The singular values of A are

$$\lambda=\left ( \begin{array}{c} 3.08 \\ 1.00 \\ 0.95 \\ 0.00 \\ \end{array} \right ). $$

Hence, A does not have full row rank. It follows from Theorem 4 that Γ is singular.

We have assumed in this example that in the population sampled the probabilities of the design points are exactly equal. In practice, this seems very unlikely. If one assigns random probabilities to the design points the resulting A matrix always seems to have full row rank. More precisely, when we did this using 1,000 randomly generated probability assignments, all 1,000 A matrices had full row rank, and hence by Theorem 4 had nonsingular Γ. This does not show that Γ is nonsingular with probability one, but the probability must at least be very high when probability masses are assigned at random.

In general, it is difficult to use Theorem 4 to show Γ is nonsingular. One would have to know μ, which generally is unknown because the population probability masses are unknown.

As in the previous example, however, one can assign random probability masses to one’s mass points to investigate the probability that the distribution sampled in one’s specific application has a nonsingular Γ. If a large number of probability assignments all produce a nonsingular Γ, this strongly suggests the population Γ for the distribution under investigation is nonsingular with high probability. This should make one much more comfortable about making this assumption.

A somewhat anecdotal argument for non-singularity of Γ is that it took the authors a long time to find any set of mass points and a probability assignment that would produce a singular Γ. If the mass points are a 3 by 3 array rather than a 2 by 3 array, for example, uniform probabilities give a nonsingular Γ.

5 Discussion

We have shown the asymptotic covariance matrix Γ used in covariance structural analysis and structural equation modeling of nonnormal data is generally nonsingular. This is important because this assumption is used to obtain standard errors and goodness of fit tests in standard statistical software.

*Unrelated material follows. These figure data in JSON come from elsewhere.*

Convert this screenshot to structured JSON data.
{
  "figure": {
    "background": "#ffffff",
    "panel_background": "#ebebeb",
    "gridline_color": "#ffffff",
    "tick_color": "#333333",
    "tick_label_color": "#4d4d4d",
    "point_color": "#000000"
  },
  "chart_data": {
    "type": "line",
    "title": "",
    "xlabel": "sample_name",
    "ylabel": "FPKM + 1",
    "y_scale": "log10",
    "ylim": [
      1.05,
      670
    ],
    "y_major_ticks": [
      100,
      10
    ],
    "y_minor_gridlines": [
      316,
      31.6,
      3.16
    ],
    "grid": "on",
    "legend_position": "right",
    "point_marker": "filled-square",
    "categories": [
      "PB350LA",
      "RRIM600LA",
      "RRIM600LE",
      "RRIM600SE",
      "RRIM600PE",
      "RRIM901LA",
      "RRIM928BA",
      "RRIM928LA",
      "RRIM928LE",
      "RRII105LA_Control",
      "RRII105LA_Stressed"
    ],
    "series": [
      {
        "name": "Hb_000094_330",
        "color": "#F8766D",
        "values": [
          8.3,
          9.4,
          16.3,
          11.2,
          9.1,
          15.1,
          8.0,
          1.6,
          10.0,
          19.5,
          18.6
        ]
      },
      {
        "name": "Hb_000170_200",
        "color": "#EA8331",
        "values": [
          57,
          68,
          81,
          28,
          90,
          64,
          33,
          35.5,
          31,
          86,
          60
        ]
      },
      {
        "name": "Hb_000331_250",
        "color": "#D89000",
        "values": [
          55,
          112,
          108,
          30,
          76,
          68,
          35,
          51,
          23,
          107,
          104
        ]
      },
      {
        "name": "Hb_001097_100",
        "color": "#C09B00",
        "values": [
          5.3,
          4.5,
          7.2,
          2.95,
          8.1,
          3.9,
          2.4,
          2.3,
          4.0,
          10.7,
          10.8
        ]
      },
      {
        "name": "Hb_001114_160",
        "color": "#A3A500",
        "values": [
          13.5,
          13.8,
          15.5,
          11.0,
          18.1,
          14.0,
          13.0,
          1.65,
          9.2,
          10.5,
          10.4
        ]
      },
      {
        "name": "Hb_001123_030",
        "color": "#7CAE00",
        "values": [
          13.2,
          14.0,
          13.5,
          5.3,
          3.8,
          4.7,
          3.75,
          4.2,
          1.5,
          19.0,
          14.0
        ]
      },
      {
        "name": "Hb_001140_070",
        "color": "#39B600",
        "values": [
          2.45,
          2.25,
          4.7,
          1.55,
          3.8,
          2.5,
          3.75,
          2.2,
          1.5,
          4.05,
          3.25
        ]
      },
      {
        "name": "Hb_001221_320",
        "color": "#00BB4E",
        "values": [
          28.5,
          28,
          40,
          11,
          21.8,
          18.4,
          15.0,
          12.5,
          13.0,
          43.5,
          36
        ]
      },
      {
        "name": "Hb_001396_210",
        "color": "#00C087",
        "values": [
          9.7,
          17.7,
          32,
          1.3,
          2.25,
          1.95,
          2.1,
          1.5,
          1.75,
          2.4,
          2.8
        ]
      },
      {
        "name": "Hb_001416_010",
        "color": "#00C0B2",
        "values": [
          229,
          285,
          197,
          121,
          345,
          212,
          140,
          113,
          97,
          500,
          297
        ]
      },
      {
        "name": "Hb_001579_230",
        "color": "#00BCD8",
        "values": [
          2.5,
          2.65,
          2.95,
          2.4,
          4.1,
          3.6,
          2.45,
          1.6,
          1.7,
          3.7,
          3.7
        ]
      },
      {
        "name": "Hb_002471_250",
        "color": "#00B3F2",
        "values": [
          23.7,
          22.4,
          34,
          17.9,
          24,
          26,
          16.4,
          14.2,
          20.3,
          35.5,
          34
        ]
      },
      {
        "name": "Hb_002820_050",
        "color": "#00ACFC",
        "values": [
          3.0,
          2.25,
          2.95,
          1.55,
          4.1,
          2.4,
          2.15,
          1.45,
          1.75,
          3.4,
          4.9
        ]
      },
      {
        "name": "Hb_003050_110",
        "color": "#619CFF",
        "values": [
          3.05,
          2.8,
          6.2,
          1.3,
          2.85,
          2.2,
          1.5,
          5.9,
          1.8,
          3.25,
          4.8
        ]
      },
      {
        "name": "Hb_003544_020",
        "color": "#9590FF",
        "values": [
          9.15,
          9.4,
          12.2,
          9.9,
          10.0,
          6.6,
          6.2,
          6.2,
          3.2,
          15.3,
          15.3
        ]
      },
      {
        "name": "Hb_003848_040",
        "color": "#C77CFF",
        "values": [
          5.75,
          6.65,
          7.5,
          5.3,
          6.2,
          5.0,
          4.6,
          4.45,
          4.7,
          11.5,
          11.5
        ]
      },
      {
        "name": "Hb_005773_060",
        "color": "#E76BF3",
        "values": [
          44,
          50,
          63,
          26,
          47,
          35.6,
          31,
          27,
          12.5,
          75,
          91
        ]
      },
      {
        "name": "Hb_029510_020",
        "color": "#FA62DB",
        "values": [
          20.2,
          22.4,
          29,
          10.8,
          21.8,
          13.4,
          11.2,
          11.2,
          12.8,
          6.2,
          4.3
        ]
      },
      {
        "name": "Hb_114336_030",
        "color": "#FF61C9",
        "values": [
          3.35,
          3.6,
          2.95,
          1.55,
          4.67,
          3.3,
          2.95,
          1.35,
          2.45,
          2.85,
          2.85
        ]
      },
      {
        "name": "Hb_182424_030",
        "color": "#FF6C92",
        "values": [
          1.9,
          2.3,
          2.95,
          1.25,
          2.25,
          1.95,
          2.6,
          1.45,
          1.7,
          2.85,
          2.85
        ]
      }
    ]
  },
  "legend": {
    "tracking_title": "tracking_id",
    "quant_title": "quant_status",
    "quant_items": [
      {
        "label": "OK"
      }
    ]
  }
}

To date there have been no conditions identified that guarantee or even motivate this nonsingularity assumption in the nonparametric context. Theorem 3 shows that, when sampling from a non-singular distribution, Γ must be nonsingular. The nonsingularity of Γ in the discrete case depends on the probabilities of the mass points in the population sampled. When these are known, Theorem 4 can be used to determine the nonsingularity of Γ. In general, however, they are not known. When this is the case, Theorem 4 can be used to investigate the likelihood that Γ is nonsingular. Our results make one much more comfortable about assuming Γ is nonsingular.

We conjecture that in the discrete case Γ is nonsingular with probability one whenever probability masses are assigned randomly. Our numerical example strongly suggests this is true, but at present we have no proof.